Sementara dari sisi fiskal, pemerintah berusaha sekuat tenaga mempertahankan harga pangan dan energi di tengah gejolak pasar global. Caranya, dengan menambah anggaran subsidi dan kompensasi untuk energi, baik BBM, listrik, dan LPG. “Karena kita tahu bahwa kenaikan harga BBM dan gas bersubsidi akan bisa memicu kenaikan harga berbagai barang dan jasa yang berimplikasi pada angka inflasi yang lebih tinggi lagi,” jelas Edy. Pemerintah juga konsisten melaksanakan program perlindungan social untuk menjaga daya beli kelompok kurang mampu di tengah kecenderungan kenaikan harga barang dan jasa,.
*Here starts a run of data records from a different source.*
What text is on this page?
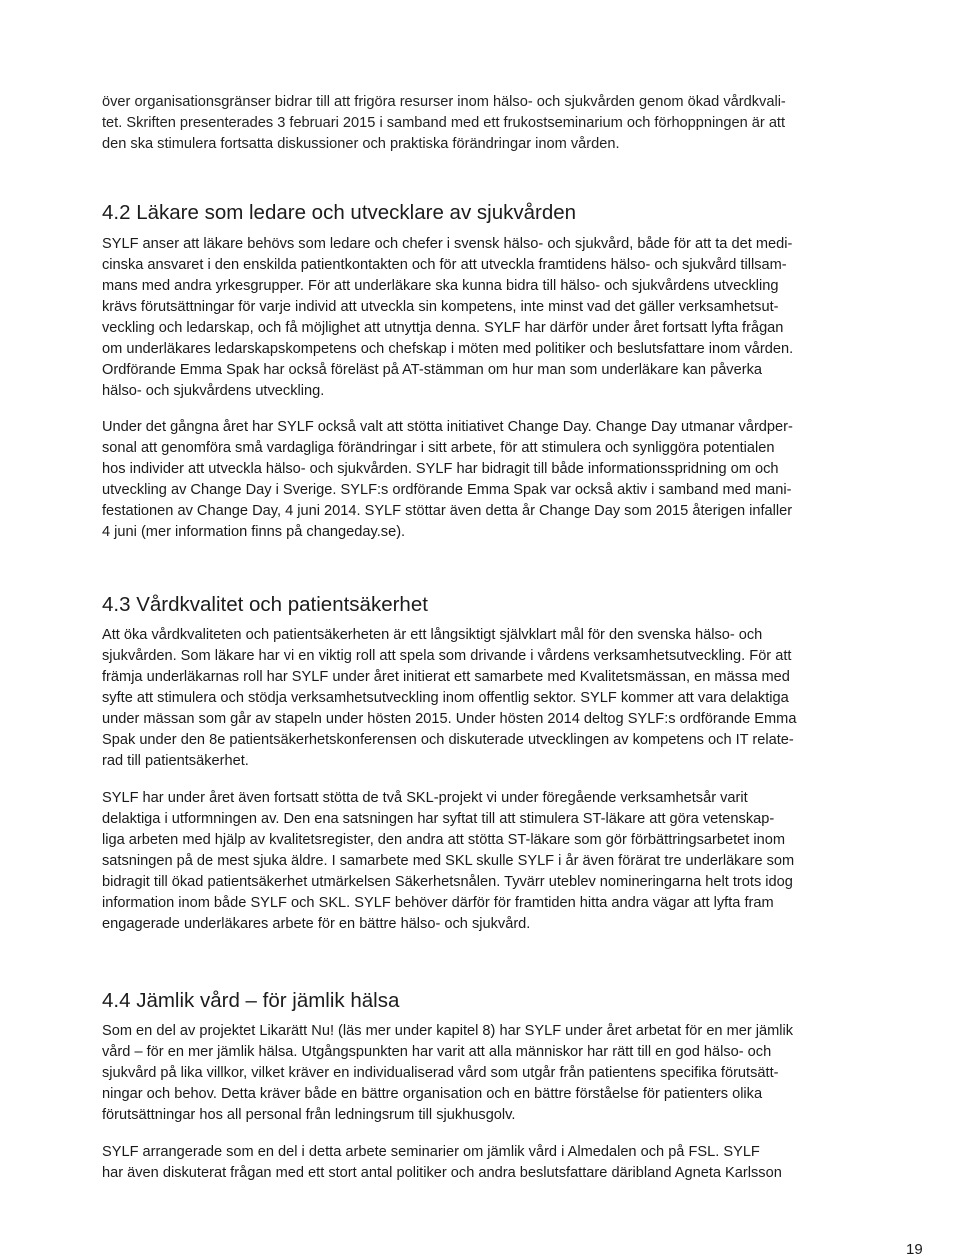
över organisationsgränser bidrar till att frigöra resurser inom hälso- och sjukvården genom ökad vårdkvali-
tet. Skriften presenterades 3 februari 2015 i samband med ett frukostseminarium och förhoppningen är att
den ska stimulera fortsatta diskussioner och praktiska förändringar inom vården.

4.2 Läkare som ledare och utvecklare av sjukvården

SYLF anser att läkare behövs som ledare och chefer i svensk hälso- och sjukvård, både för att ta det medi-
cinska ansvaret i den enskilda patientkontakten och för att utveckla framtidens hälso- och sjukvård tillsam-
mans med andra yrkesgrupper. För att underläkare ska kunna bidra till hälso- och sjukvårdens utveckling
krävs förutsättningar för varje individ att utveckla sin kompetens, inte minst vad det gäller verksamhetsut-
veckling och ledarskap, och få möjlighet att utnyttja denna. SYLF har därför under året fortsatt lyfta frågan
om underläkares ledarskapskompetens och chefskap i möten med politiker och beslutsfattare inom vården.
Ordförande Emma Spak har också föreläst på AT-stämman om hur man som underläkare kan påverka
hälso- och sjukvårdens utveckling.

Under det gångna året har SYLF också valt att stötta initiativet Change Day. Change Day utmanar vårdper-
sonal att genomföra små vardagliga förändringar i sitt arbete, för att stimulera och synliggöra potentialen
hos individer att utveckla hälso- och sjukvården. SYLF har bidragit till både informationsspridning om och
utveckling av Change Day i Sverige. SYLF:s ordförande Emma Spak var också aktiv i samband med mani-
festationen av Change Day, 4 juni 2014. SYLF stöttar även detta år Change Day som 2015 återigen infaller
4 juni (mer information finns på changeday.se).

4.3 Vårdkvalitet och patientsäkerhet

Att öka vårdkvaliteten och patientsäkerheten är ett långsiktigt självklart mål för den svenska hälso- och
sjukvården. Som läkare har vi en viktig roll att spela som drivande i vårdens verksamhetsutveckling. För att
främja underläkarnas roll har SYLF under året initierat ett samarbete med Kvalitetsmässan, en mässa med
syfte att stimulera och stödja verksamhetsutveckling inom offentlig sektor. SYLF kommer att vara delaktiga
under mässan som går av stapeln under hösten 2015. Under hösten 2014 deltog SYLF:s ordförande Emma
Spak under den 8e patientsäkerhetskonferensen och diskuterade utvecklingen av kompetens och IT relate-
rad till patientsäkerhet.

SYLF har under året även fortsatt stötta de två SKL-projekt vi under föregående verksamhetsår varit
delaktiga i utformningen av. Den ena satsningen har syftat till att stimulera ST-läkare att göra vetenskap-
liga arbeten med hjälp av kvalitetsregister, den andra att stötta ST-läkare som gör förbättringsarbetet inom
satsningen på de mest sjuka äldre. I samarbete med SKL skulle SYLF i år även förärat tre underläkare som
bidragit till ökad patientsäkerhet utmärkelsen Säkerhetsnålen. Tyvärr uteblev nomineringarna helt trots idog
information inom både SYLF och SKL. SYLF behöver därför för framtiden hitta andra vägar att lyfta fram
engagerade underläkares arbete för en bättre hälso- och sjukvård.

4.4 Jämlik vård – för jämlik hälsa

Som en del av projektet Likarätt Nu! (läs mer under kapitel 8) har SYLF under året arbetat för en mer jämlik
vård – för en mer jämlik hälsa. Utgångspunkten har varit att alla människor har rätt till en god hälso- och
sjukvård på lika villkor, vilket kräver en individualiserad vård som utgår från patientens specifika förutsätt-
ningar och behov. Detta kräver både en bättre organisation och en bättre förståelse för patienters olika
förutsättningar hos all personal från ledningsrum till sjukhusgolv.

SYLF arrangerade som en del i detta arbete seminarier om jämlik vård i Almedalen och på FSL. SYLF
har även diskuterat frågan med ett stort antal politiker och andra beslutsfattare däribland Agneta Karlsson

19
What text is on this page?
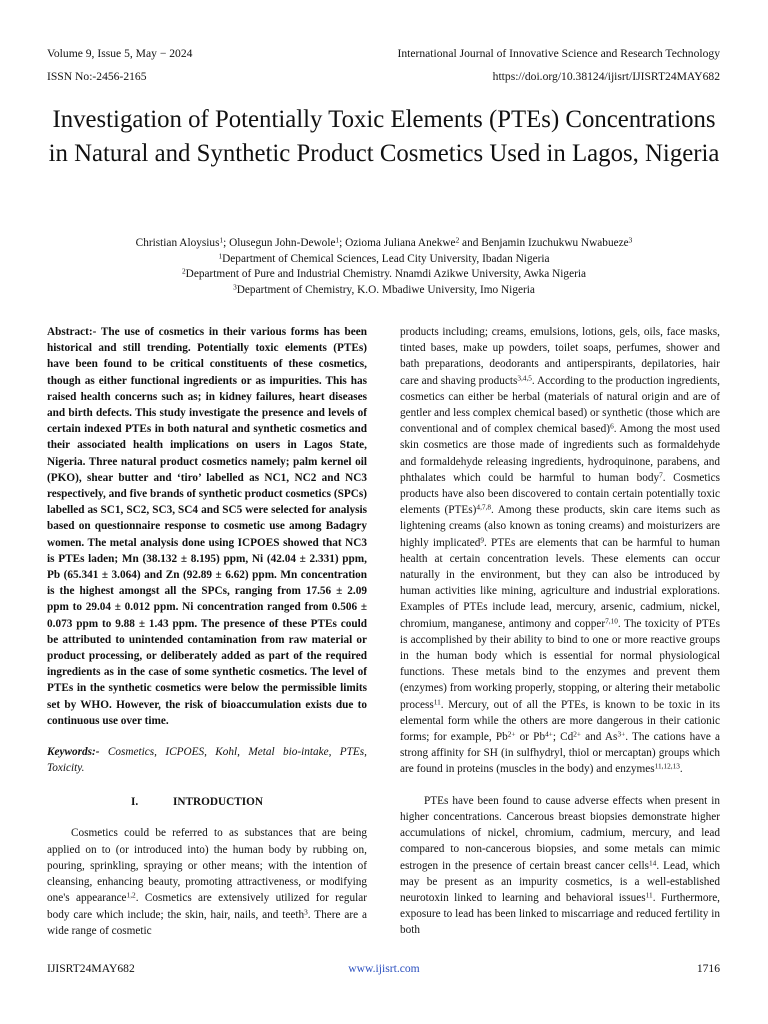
Volume 9, Issue 5, May − 2024
ISSN No:-2456-2165
International Journal of Innovative Science and Research Technology
https://doi.org/10.38124/ijisrt/IJISRT24MAY682
Investigation of Potentially Toxic Elements (PTEs) Concentrations in Natural and Synthetic Product Cosmetics Used in Lagos, Nigeria
Christian Aloysius$^1$; Olusegun John-Dewole$^1$; Ozioma Juliana Anekwe$^2$ and Benjamin Izuchukwu Nwabueze$^3$
$^1$Department of Chemical Sciences, Lead City University, Ibadan Nigeria
$^2$Department of Pure and Industrial Chemistry. Nnamdi Azikwe University, Awka Nigeria
$^3$Department of Chemistry, K.O. Mbadiwe University, Imo Nigeria

Abstract:- The use of cosmetics in their various forms has been historical and still trending. Potentially toxic elements (PTEs) have been found to be critical constituents of these cosmetics, though as either functional ingredients or as impurities. This has raised health concerns such as; in kidney failures, heart diseases and birth defects. This study investigate the presence and levels of certain indexed PTEs in both natural and synthetic cosmetics and their associated health implications on users in Lagos State, Nigeria. Three natural product cosmetics namely; palm kernel oil (PKO), shear butter and ‘tiro’ labelled as NC1, NC2 and NC3 respectively, and five brands of synthetic product cosmetics (SPCs) labelled as SC1, SC2, SC3, SC4 and SC5 were selected for analysis based on questionnaire response to cosmetic use among Badagry women. The metal analysis done using ICPOES showed that NC3 is PTEs laden; Mn (38.132 ± 8.195) ppm, Ni (42.04 ± 2.331) ppm, Pb (65.341 ± 3.064) and Zn (92.89 ± 6.62) ppm. Mn concentration is the highest amongst all the SPCs, ranging from 17.56 ± 2.09 ppm to 29.04 ± 0.012 ppm. Ni concentration ranged from 0.506 ± 0.073 ppm to 9.88 ± 1.43 ppm. The presence of these PTEs could be attributed to unintended contamination from raw material or product processing, or deliberately added as part of the required ingredients as in the case of some synthetic cosmetics. The level of PTEs in the synthetic cosmetics were below the permissible limits set by WHO. However, the risk of bioaccumulation exists due to continuous use over time.

Keywords:- Cosmetics, ICPOES, Kohl, Metal bio-intake, PTEs, Toxicity.

I.	INTRODUCTION

Cosmetics could be referred to as substances that are being applied on to (or introduced into) the human body by rubbing on, pouring, sprinkling, spraying or other means; with the intention of cleansing, enhancing beauty, promoting attractiveness, or modifying one's appearance$^{1,2}$. Cosmetics are extensively utilized for regular body care which include; the skin, hair, nails, and teeth$^3$. There are a wide range of cosmetic

products including; creams, emulsions, lotions, gels, oils, face masks, tinted bases, make up powders, toilet soaps, perfumes, shower and bath preparations, deodorants and antiperspirants, depilatories, hair care and shaving products$^{3,4,5}$. According to the production ingredients, cosmetics can either be herbal (materials of natural origin and are of gentler and less complex chemical based) or synthetic (those which are conventional and of complex chemical based)$^6$. Among the most used skin cosmetics are those made of ingredients such as formaldehyde and formaldehyde releasing ingredients, hydroquinone, parabens, and phthalates which could be harmful to human body$^7$. Cosmetics products have also been discovered to contain certain potentially toxic elements (PTEs)$^{4,7,8}$. Among these products, skin care items such as lightening creams (also known as toning creams) and moisturizers are highly implicated$^9$. PTEs are elements that can be harmful to human health at certain concentration levels. These elements can occur naturally in the environment, but they can also be introduced by human activities like mining, agriculture and industrial explorations. Examples of PTEs include lead, mercury, arsenic, cadmium, nickel, chromium, manganese, antimony and copper$^{7,10}$. The toxicity of PTEs is accomplished by their ability to bind to one or more reactive groups in the human body which is essential for normal physiological functions. These metals bind to the enzymes and prevent them (enzymes) from working properly, stopping, or altering their metabolic process$^{11}$. Mercury, out of all the PTEs, is known to be toxic in its elemental form while the others are more dangerous in their cationic forms; for example, $Pb^{2+}$ or $Pb^{4+}$; $Cd^{2+}$ and $As^{3+}$. The cations have a strong affinity for SH (in sulfhydryl, thiol or mercaptan) groups which are found in proteins (muscles in the body) and enzymes$^{11,12,13}$.

PTEs have been found to cause adverse effects when present in higher concentrations. Cancerous breast biopsies demonstrate higher accumulations of nickel, chromium, cadmium, mercury, and lead compared to non-cancerous biopsies, and some metals can mimic estrogen in the presence of certain breast cancer cells$^{14}$. Lead, which may be present as an impurity cosmetics, is a well-established neurotoxin linked to learning and behavioral issues$^{11}$. Furthermore, exposure to lead has been linked to miscarriage and reduced fertility in both

IJISRT24MAY682	www.ijisrt.com	1716
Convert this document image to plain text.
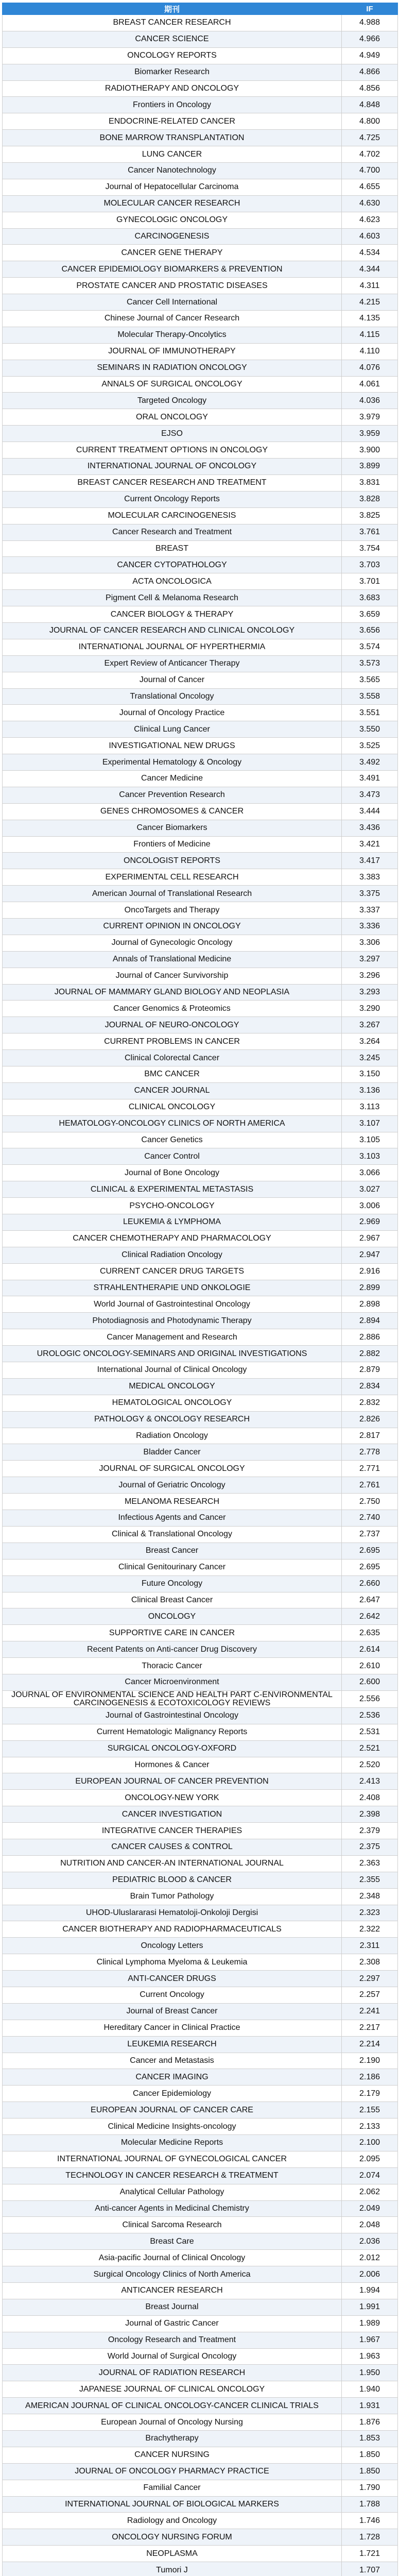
期刊	IF
BREAST CANCER RESEARCH	4.988
CANCER SCIENCE	4.966
ONCOLOGY REPORTS	4.949
Biomarker Research	4.866
RADIOTHERAPY AND ONCOLOGY	4.856
Frontiers in Oncology	4.848
ENDOCRINE-RELATED CANCER	4.800
BONE MARROW TRANSPLANTATION	4.725
LUNG CANCER	4.702
Cancer Nanotechnology	4.700
Journal of Hepatocellular Carcinoma	4.655
MOLECULAR CANCER RESEARCH	4.630
GYNECOLOGIC ONCOLOGY	4.623
CARCINOGENESIS	4.603
CANCER GENE THERAPY	4.534
CANCER EPIDEMIOLOGY BIOMARKERS & PREVENTION	4.344
PROSTATE CANCER AND PROSTATIC DISEASES	4.311
Cancer Cell International	4.215
Chinese Journal of Cancer Research	4.135
Molecular Therapy-Oncolytics	4.115
JOURNAL OF IMMUNOTHERAPY	4.110
SEMINARS IN RADIATION ONCOLOGY	4.076
ANNALS OF SURGICAL ONCOLOGY	4.061
Targeted Oncology	4.036
ORAL ONCOLOGY	3.979
EJSO	3.959
CURRENT TREATMENT OPTIONS IN ONCOLOGY	3.900
INTERNATIONAL JOURNAL OF ONCOLOGY	3.899
BREAST CANCER RESEARCH AND TREATMENT	3.831
Current Oncology Reports	3.828
MOLECULAR CARCINOGENESIS	3.825
Cancer Research and Treatment	3.761
BREAST	3.754
CANCER CYTOPATHOLOGY	3.703
ACTA ONCOLOGICA	3.701
Pigment Cell & Melanoma Research	3.683
CANCER BIOLOGY & THERAPY	3.659
JOURNAL OF CANCER RESEARCH AND CLINICAL ONCOLOGY	3.656
INTERNATIONAL JOURNAL OF HYPERTHERMIA	3.574
Expert Review of Anticancer Therapy	3.573
Journal of Cancer	3.565
Translational Oncology	3.558
Journal of Oncology Practice	3.551
Clinical Lung Cancer	3.550
INVESTIGATIONAL NEW DRUGS	3.525
Experimental Hematology & Oncology	3.492
Cancer Medicine	3.491
Cancer Prevention Research	3.473
GENES CHROMOSOMES & CANCER	3.444
Cancer Biomarkers	3.436
Frontiers of Medicine	3.421
ONCOLOGIST REPORTS	3.417
EXPERIMENTAL CELL RESEARCH	3.383
American Journal of Translational Research	3.375
OncoTargets and Therapy	3.337
CURRENT OPINION IN ONCOLOGY	3.336
Journal of Gynecologic Oncology	3.306
Annals of Translational Medicine	3.297
Journal of Cancer Survivorship	3.296
JOURNAL OF MAMMARY GLAND BIOLOGY AND NEOPLASIA	3.293
Cancer Genomics & Proteomics	3.290
JOURNAL OF NEURO-ONCOLOGY	3.267
CURRENT PROBLEMS IN CANCER	3.264
Clinical Colorectal Cancer	3.245
BMC CANCER	3.150
CANCER JOURNAL	3.136
CLINICAL ONCOLOGY	3.113
HEMATOLOGY-ONCOLOGY CLINICS OF NORTH AMERICA	3.107
Cancer Genetics	3.105
Cancer Control	3.103
Journal of Bone Oncology	3.066
CLINICAL & EXPERIMENTAL METASTASIS	3.027
PSYCHO-ONCOLOGY	3.006
LEUKEMIA & LYMPHOMA	2.969
CANCER CHEMOTHERAPY AND PHARMACOLOGY	2.967
Clinical Radiation Oncology	2.947
CURRENT CANCER DRUG TARGETS	2.916
STRAHLENTHERAPIE UND ONKOLOGIE	2.899
World Journal of Gastrointestinal Oncology	2.898
Photodiagnosis and Photodynamic Therapy	2.894
Cancer Management and Research	2.886
UROLOGIC ONCOLOGY-SEMINARS AND ORIGINAL INVESTIGATIONS	2.882
International Journal of Clinical Oncology	2.879
MEDICAL ONCOLOGY	2.834
HEMATOLOGICAL ONCOLOGY	2.832
PATHOLOGY & ONCOLOGY RESEARCH	2.826
Radiation Oncology	2.817
Bladder Cancer	2.778
JOURNAL OF SURGICAL ONCOLOGY	2.771
Journal of Geriatric Oncology	2.761
MELANOMA RESEARCH	2.750
Infectious Agents and Cancer	2.740
Clinical & Translational Oncology	2.737
Breast Cancer	2.695
Clinical Genitourinary Cancer	2.695
Future Oncology	2.660
Clinical Breast Cancer	2.647
ONCOLOGY	2.642
SUPPORTIVE CARE IN CANCER	2.635
Recent Patents on Anti-cancer Drug Discovery	2.614
Thoracic Cancer	2.610
Cancer Microenvironment	2.600
JOURNAL OF ENVIRONMENTAL SCIENCE AND HEALTH PART C-ENVIRONMENTAL CARCINOGENESIS & ECOTOXICOLOGY REVIEWS	2.556
Journal of Gastrointestinal Oncology	2.536
Current Hematologic Malignancy Reports	2.531
SURGICAL ONCOLOGY-OXFORD	2.521
Hormones & Cancer	2.520
EUROPEAN JOURNAL OF CANCER PREVENTION	2.413
ONCOLOGY-NEW YORK	2.408
CANCER INVESTIGATION	2.398
INTEGRATIVE CANCER THERAPIES	2.379
CANCER CAUSES & CONTROL	2.375
NUTRITION AND CANCER-AN INTERNATIONAL JOURNAL	2.363
PEDIATRIC BLOOD & CANCER	2.355
Brain Tumor Pathology	2.348
UHOD-Uluslararasi Hematoloji-Onkoloji Dergisi	2.323
CANCER BIOTHERAPY AND RADIOPHARMACEUTICALS	2.322
Oncology Letters	2.311
Clinical Lymphoma Myeloma & Leukemia	2.308
ANTI-CANCER DRUGS	2.297
Current Oncology	2.257
Journal of Breast Cancer	2.241
Hereditary Cancer in Clinical Practice	2.217
LEUKEMIA RESEARCH	2.214
Cancer and Metastasis	2.190
CANCER IMAGING	2.186
Cancer Epidemiology	2.179
EUROPEAN JOURNAL OF CANCER CARE	2.155
Clinical Medicine Insights-oncology	2.133
Molecular Medicine Reports	2.100
INTERNATIONAL JOURNAL OF GYNECOLOGICAL CANCER	2.095
TECHNOLOGY IN CANCER RESEARCH & TREATMENT	2.074
Analytical Cellular Pathology	2.062
Anti-cancer Agents in Medicinal Chemistry	2.049
Clinical Sarcoma Research	2.048
Breast Care	2.036
Asia-pacific Journal of Clinical Oncology	2.012
Surgical Oncology Clinics of North America	2.006
ANTICANCER RESEARCH	1.994
Breast Journal	1.991
Journal of Gastric Cancer	1.989
Oncology Research and Treatment	1.967
World Journal of Surgical Oncology	1.963
JOURNAL OF RADIATION RESEARCH	1.950
JAPANESE JOURNAL OF CLINICAL ONCOLOGY	1.940
AMERICAN JOURNAL OF CLINICAL ONCOLOGY-CANCER CLINICAL TRIALS	1.931
European Journal of Oncology Nursing	1.876
Brachytherapy	1.853
CANCER NURSING	1.850
JOURNAL OF ONCOLOGY PHARMACY PRACTICE	1.850
Familial Cancer	1.790
INTERNATIONAL JOURNAL OF BIOLOGICAL MARKERS	1.788
Radiology and Oncology	1.746
ONCOLOGY NURSING FORUM	1.728
NEOPLASMA	1.721
Tumori J	1.707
Edy juga mengatakan, pemerintah pun berusaha keras menurunkan angka pengangguran, baik melalui pertumbuhan ekonomi atau melaksanakan berbagai pelatihan untuk memberikan bekal kepada calon pekerja. Sejauh ini, ujar dia, pertumbuhan ekonomi mampu menurunkan angka pengangguran dari 6,49 % per Agustus 2021, menjadi 5,83 % per Februari 2022. “Memang belum sepenuhnya kembali ke kondisi sebelum pandemi, yakni 5,28 % per Agustus 2019,” imbuhnya.